The technique that matters

The Pomme Anna potato technique has two non-negotiable requirements: thin slices and plenty of butter. Each layer needs to be paper-thin so the slices meld together during cooking, creating a unified cake rather than a stack of separate slices that falls apart when you cut it. A mandoline makes this much easier and gives you more consistent results than a knife.

The butter does two things at once. It creates the crispy, golden exterior that makes this Anna potato recipe so distinctive. And it keeps the interior layers soft and creamy throughout the bake. Neither job works without enough French butter. This is not a dish for restraint.

The layering itself is straightforward but requires attention. Overlap each slice slightly, season between layers, and press everything down firmly as you go. The weight and pressure during cooking is what compresses the layers into a single cake that holds together for the flip.



The right pan for this Pomme Anna recipe

The traditional method uses a special two-handled copper pan designed specifically for this dish. Copper conducts heat beautifully and creates that perfect golden crust. Most home cooks don’t own one, and they are expensive for something single-purpose.
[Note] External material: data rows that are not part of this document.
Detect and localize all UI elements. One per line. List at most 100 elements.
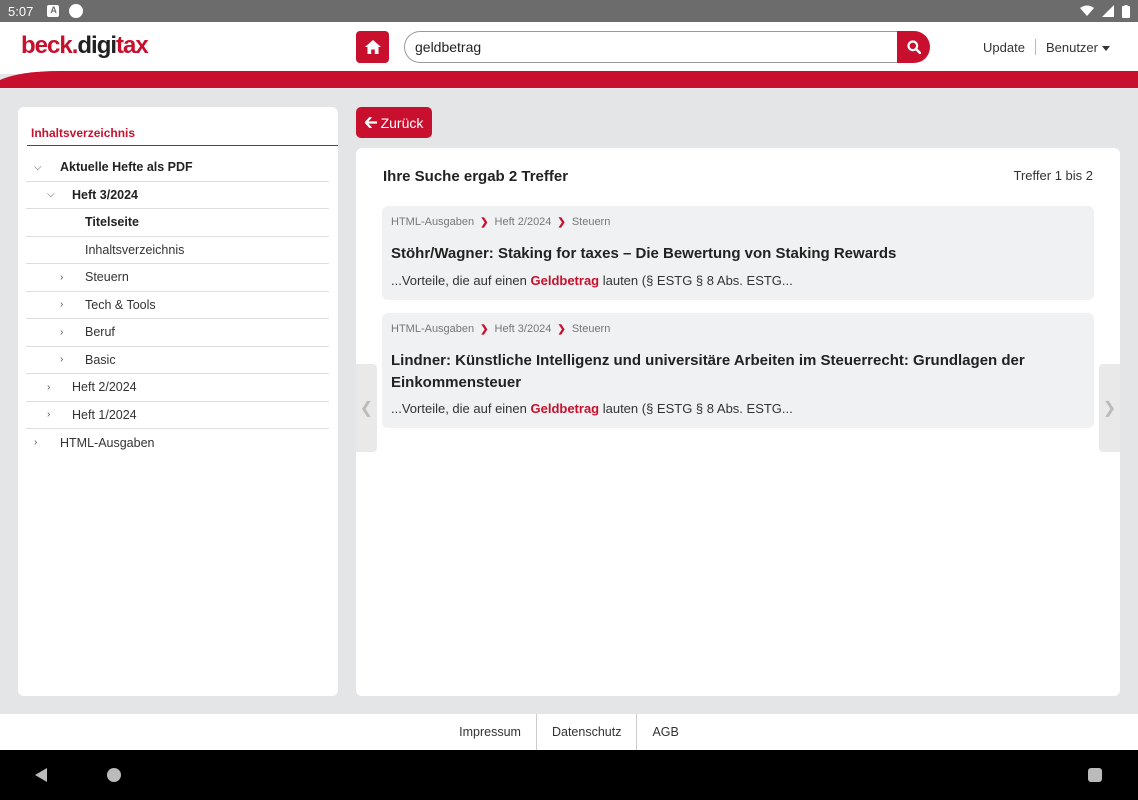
result-snippet: ...Vorteile, die auf einen Geldbetrag la… — [391, 273, 793, 288]
search-results-panel: Ihre Suche ergab 2 Treffer Treffer 1 bis… — [356, 148, 1120, 696]
logo-part-beck: beck — [21, 32, 73, 59]
search-icon — [906, 40, 921, 54]
result-snippet: ...Vorteile, die auf einen Geldbetrag la… — [391, 401, 793, 416]
header-red-wave — [0, 71, 1138, 90]
battery-icon — [1122, 4, 1130, 18]
chevron-right-icon: › — [60, 271, 64, 283]
toc-item[interactable]: ⌵ Heft 3/2024 — [26, 182, 329, 209]
toc-item-label: Steuern — [85, 270, 129, 285]
snippet-text: ...Vorteile, die auf einen — [391, 273, 531, 288]
toc-tree: ⌵ Aktuelle Hefte als PDF ⌵ Heft 3/2024 T… — [26, 154, 329, 457]
app-header: beck.digitax Update Benutzer — [0, 22, 1138, 74]
next-page-arrow[interactable]: ❯ — [1099, 364, 1120, 452]
notification-a-icon — [47, 5, 60, 17]
result-title[interactable]: Lindner: Künstliche Intelligenz und univ… — [391, 350, 1081, 394]
footer-link-impressum[interactable]: Impressum — [444, 714, 536, 750]
home-button[interactable] — [356, 31, 389, 63]
logo-part-tax: tax — [116, 32, 149, 59]
toc-item-label: Titelseite — [85, 215, 139, 230]
chevron-down-icon: ⌵ — [47, 189, 55, 201]
nav-recents-icon[interactable] — [1088, 768, 1102, 782]
toc-item-label: Basic — [85, 352, 116, 367]
footer-link-agb[interactable]: AGB — [637, 714, 693, 750]
toc-item-label: Aktuelle Hefte als PDF — [60, 160, 193, 175]
chevron-right-icon: › — [60, 326, 64, 338]
status-bar: 5:07 — [0, 0, 1138, 22]
toc-item-label: Heft 3/2024 — [72, 187, 139, 202]
chevron-right-icon: ❯ — [557, 323, 566, 335]
arrow-left-icon — [364, 117, 377, 128]
chevron-right-icon: › — [47, 409, 51, 421]
header-links: Update Benutzer — [983, 39, 1110, 55]
beck-digitax-logo[interactable]: beck.digitax — [21, 32, 149, 60]
update-link[interactable]: Update — [983, 40, 1025, 55]
search-button[interactable] — [897, 31, 930, 63]
breadcrumb: HTML-Ausgaben ❯ Heft 2/2024 ❯ Steuern — [391, 216, 610, 228]
user-menu[interactable]: Benutzer — [1046, 40, 1110, 55]
toc-item[interactable]: › Heft 2/2024 — [26, 374, 329, 402]
breadcrumb-item: Heft 3/2024 — [494, 323, 552, 335]
previous-page-arrow[interactable]: ❮ — [356, 364, 377, 452]
toc-item[interactable]: › Basic — [26, 347, 329, 374]
toc-item-label: Tech & Tools — [85, 297, 156, 312]
chevron-left-icon: ❮ — [359, 400, 374, 417]
toc-item[interactable]: › Tech & Tools — [26, 292, 329, 319]
result-card[interactable]: HTML-Ausgaben ❯ Heft 2/2024 ❯ Steuern St… — [382, 206, 1094, 300]
caret-down-icon — [1102, 45, 1110, 51]
result-title[interactable]: Stöhr/Wagner: Staking for taxes – Die Be… — [391, 243, 1081, 265]
chevron-right-icon: ❯ — [557, 216, 566, 228]
status-time: 5:07 — [8, 3, 34, 19]
toc-item[interactable]: Titelseite — [26, 209, 329, 237]
chevron-right-icon: › — [34, 437, 38, 449]
snippet-text: lauten (§ ESTG § 8 Abs. ESTG... — [599, 401, 793, 416]
result-card[interactable]: HTML-Ausgaben ❯ Heft 3/2024 ❯ Steuern Li… — [382, 313, 1094, 428]
user-menu-label: Benutzer — [1045, 39, 1098, 55]
snippet-text: ...Vorteile, die auf einen — [391, 401, 531, 416]
breadcrumb-item: Steuern — [571, 323, 611, 335]
toc-item-label: Heft 1/2024 — [72, 407, 137, 422]
logo-part-digi: digi — [77, 32, 117, 59]
back-button-label: Zurück — [380, 114, 424, 131]
toc-item[interactable]: ⌵ Aktuelle Hefte als PDF — [26, 154, 329, 182]
toc-title-rule — [27, 145, 338, 146]
toc-item-label: HTML-Ausgaben — [60, 435, 155, 450]
nav-back-icon[interactable] — [35, 768, 47, 782]
home-icon — [364, 40, 381, 54]
chevron-down-icon: ⌵ — [34, 161, 42, 173]
wifi-icon — [1080, 5, 1094, 16]
results-heading: Ihre Suche ergab 2 Treffer — [383, 168, 569, 185]
breadcrumb: HTML-Ausgaben ❯ Heft 3/2024 ❯ Steuern — [391, 323, 610, 335]
footer-link-datenschutz[interactable]: Datenschutz — [537, 714, 636, 750]
page-footer: Impressum Datenschutz AGB — [0, 714, 1138, 750]
chevron-right-icon: › — [60, 299, 64, 311]
toc-item-label: Beruf — [85, 325, 115, 340]
chevron-right-icon: ❯ — [480, 216, 489, 228]
toc-item-label: Heft 2/2024 — [72, 380, 137, 395]
toc-item[interactable]: Inhaltsverzeichnis — [26, 237, 329, 264]
toc-item[interactable]: › Steuern — [26, 264, 329, 292]
chevron-right-icon: ❯ — [480, 323, 489, 335]
back-button[interactable]: Zurück — [356, 107, 432, 138]
nav-home-icon[interactable] — [107, 768, 121, 782]
snippet-text: lauten (§ ESTG § 8 Abs. ESTG... — [599, 273, 793, 288]
toc-item[interactable]: › HTML-Ausgaben — [26, 429, 329, 457]
header-link-divider — [1034, 39, 1036, 55]
breadcrumb-item: Heft 2/2024 — [494, 216, 552, 228]
toc-title: Inhaltsverzeichnis — [31, 126, 136, 140]
chevron-right-icon: ❯ — [1102, 400, 1117, 417]
chevron-right-icon: › — [60, 354, 64, 366]
toc-item[interactable]: › Heft 1/2024 — [26, 402, 329, 429]
signal-icon — [1102, 5, 1114, 17]
breadcrumb-item: HTML-Ausgaben — [391, 216, 475, 228]
results-count: Treffer 1 bis 2 — [1013, 168, 1093, 183]
toc-item[interactable]: › Beruf — [26, 319, 329, 347]
snippet-highlight: Geldbetrag — [530, 273, 600, 288]
snippet-highlight: Geldbetrag — [530, 401, 600, 416]
search-bar — [404, 31, 930, 63]
android-nav-bar — [0, 750, 1138, 800]
search-input[interactable] — [404, 31, 898, 63]
toc-item-label: Inhaltsverzeichnis — [85, 242, 185, 257]
chevron-right-icon: › — [47, 381, 51, 393]
breadcrumb-item: Steuern — [571, 216, 611, 228]
notification-p-icon — [69, 4, 84, 18]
A good cast iron skillet does the job just as well, and in some ways better. I make this Pommes Anna in the Staub cast iron skillet. The heat distribution is even across the entire base, which means the crust colours uniformly rather than developing hot spots. The weight of the pan presses down on the potato layers naturally, which helps the cake hold together. And the Staub’s black enamel interior gives you excellent browning without the risk of sticking. It goes from hob to oven and back without any issues, which this recipe requires.
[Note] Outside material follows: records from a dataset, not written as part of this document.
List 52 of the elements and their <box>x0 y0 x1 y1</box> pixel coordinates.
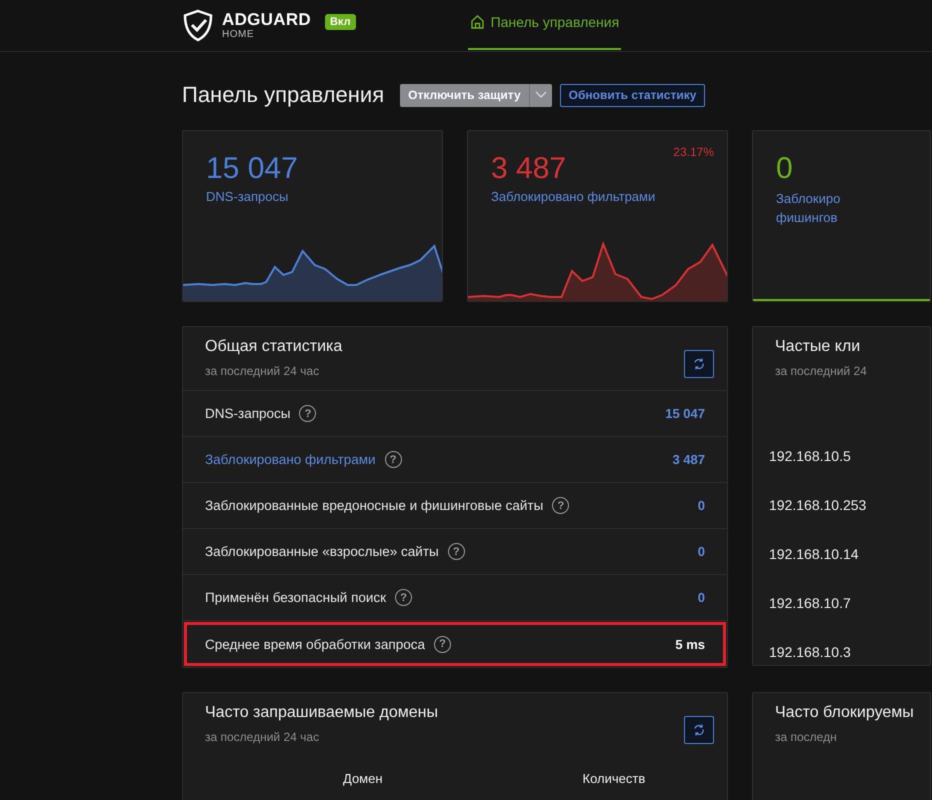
stat-label: DNS-запросы <box>205 406 290 421</box>
client-ip: 192.168.10.5 <box>768 446 852 466</box>
stat-value: 3 487 <box>491 153 566 185</box>
shield-check-icon <box>182 9 214 42</box>
disable-protection-button[interactable]: Отключить защиту <box>400 84 552 106</box>
stat-value: 15 047 <box>665 406 705 421</box>
client-ip: 192.168.10.7 <box>768 594 852 612</box>
home-icon <box>470 14 485 30</box>
card-subtitle: за последний 24 час <box>205 364 320 378</box>
status-badge: Вкл <box>324 14 356 30</box>
refresh-button[interactable] <box>684 716 714 744</box>
client-ip: 192.168.10.14 <box>768 544 860 564</box>
stat-label: Заблокированные «взрослые» сайты <box>205 544 439 559</box>
stat-label: Среднее время обработки запроса <box>205 636 425 652</box>
stat-link[interactable]: Заблокировано фильтрами <box>205 452 376 467</box>
card-title: Частые кли <box>775 338 862 356</box>
help-icon[interactable]: ? <box>384 451 402 468</box>
logo-name: ADGUARD <box>222 11 311 29</box>
stat-value: 5 ms <box>675 636 705 652</box>
stat-value: 0 <box>776 153 793 185</box>
stat-value: 0 <box>698 590 705 605</box>
help-icon[interactable]: ? <box>434 636 451 652</box>
stat-percent: 23.17% <box>673 145 714 159</box>
caret-icon <box>534 91 547 99</box>
card-subtitle: за последний 24 час <box>205 730 320 744</box>
stat-label: Применён безопасный поиск <box>205 590 386 605</box>
stat-label: DNS-запросы <box>205 188 290 204</box>
card-title: Общая статистика <box>205 338 342 356</box>
card-subtitle: за последн <box>775 730 838 744</box>
stat-label: Заблокировано фильтрами <box>490 188 656 204</box>
stat-value: 0 <box>698 498 705 513</box>
client-ip: 192.168.10.253 <box>768 496 868 514</box>
refresh-stats-button[interactable]: Обновить статистику <box>560 84 706 106</box>
help-icon[interactable]: ? <box>448 543 465 560</box>
card-subtitle: за последний 24 <box>775 364 867 378</box>
help-icon[interactable]: ? <box>395 589 412 606</box>
stat-label: Заблокированные вредоносные и фишинговые сайты <box>205 498 544 513</box>
card-title: Часто блокируемы <box>775 704 914 722</box>
stat-value: 0 <box>698 544 705 559</box>
nav-tab[interactable]: Панель управления <box>468 0 622 50</box>
client-ip: 192.168.10.3 <box>768 642 852 662</box>
stat-value: 15 047 <box>206 153 298 185</box>
column-header: Количеств <box>582 771 646 786</box>
stat-value: 3 487 <box>672 452 705 467</box>
logo-subtitle: HOME <box>222 29 255 40</box>
help-icon[interactable]: ? <box>299 405 316 422</box>
stat-label: Заблокиро фишингов <box>775 190 840 227</box>
refresh-button[interactable] <box>684 350 714 378</box>
column-header: Домен <box>343 771 383 786</box>
page-title: Панель управления <box>182 82 384 108</box>
card-title: Часто запрашиваемые домены <box>205 704 438 722</box>
help-icon[interactable]: ? <box>552 497 570 514</box>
The flip at the end is pure theatre. When it works, the cake lands golden-side-up, perfectly intact, and you feel like a professional. When it doesn’t, you’ve still got delicious buttery potatoes, just slightly less photogenic ones. Either way, it tastes the same.

How the French serve it

In French restaurants, Pommes Anna is a classic accompaniment to roasted meats, particularly beef and game. It holds its heat well and its structure means it can be sliced cleanly at the table rather than spooned out. It’s the kind of side dish that lifts a meal from good to properly special without requiring much more effort than peeling potatoes.

Modern French cooks sometimes add garlic, thyme, or cheese between the layers. Purists argue that the original version, just potatoes, butter, and seasoning, is already perfect and needs nothing added. Try it the classic way first. Then decide for yourself.